Smart cities, so named because they boast technology and design that make them work better for their residents, are getting a lot of attention — and government funding — in the U.S.
Some smart city elements are easily spotted: a bike-share network or crosswalk signals that count down the seconds before the light changes. Others are less obvious, but also help cities run efficiently, like traffic control systems that adapt to traffic patterns. Crowdsourcing, or more specifically the data it yields, helps city governments better understand citizen habits and needs.
While smart cities have existed in theory since the 1980s, their presence expanded in the past decade along with the rapid integration of technology into everyday life. By 2025, demand for smart city services is expected to grow by more than 30 percent across Europe, Africa and Latin America.

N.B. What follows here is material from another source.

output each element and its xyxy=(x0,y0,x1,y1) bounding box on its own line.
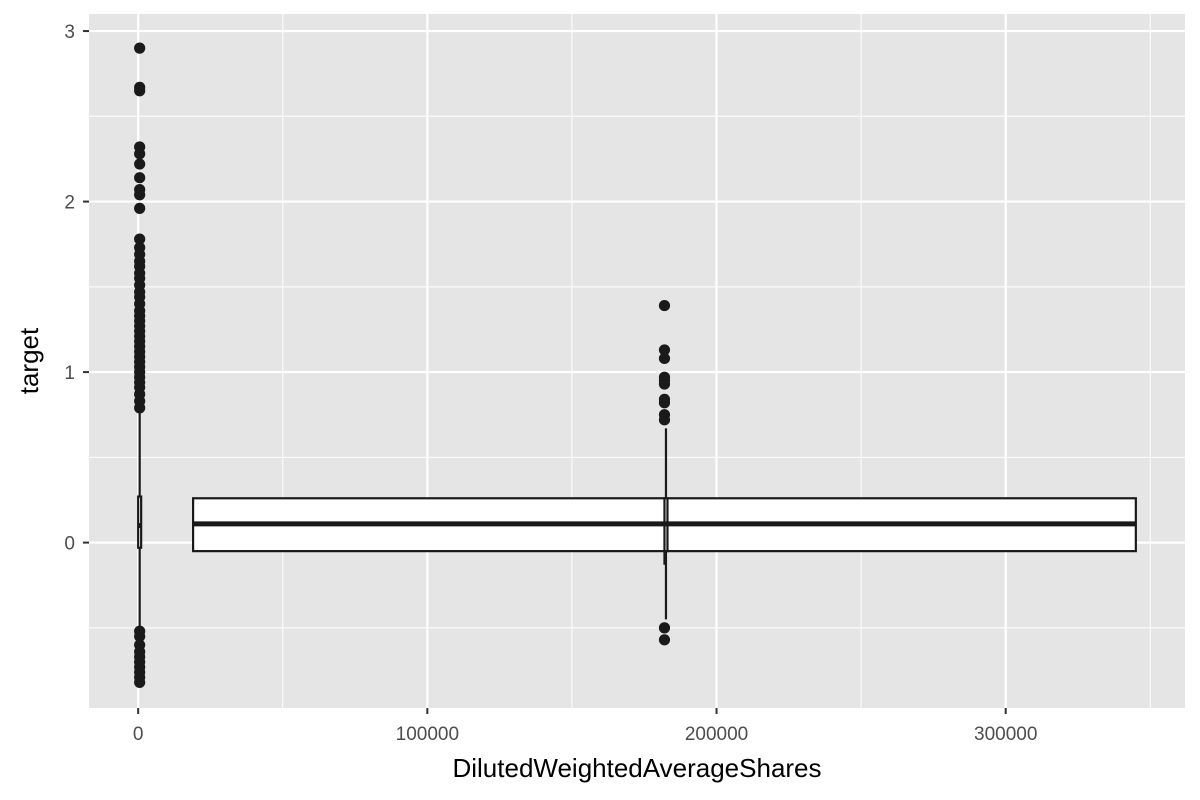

Helping people with disabilities
James Thurston of G3ict and Victor Piñeda of World Enabled tell a story of a South African man who used an app created by his city’s government to help people access public transportation. He tracked a wheelchair-accessible bus and rolled up to his stop just as the bus arrived. But he had to sit and watch it pull away because the app didn’t mention he would have to descend steps to access the bus stop.Stories like this are why Thurston and Piñeda created Smart Cities for All, an initiative to guide city halls and private industry partners toward inclusive thinking in urban planning.
As cities worldwide invest in technology, urban life could become more inclusive for people with disabilities.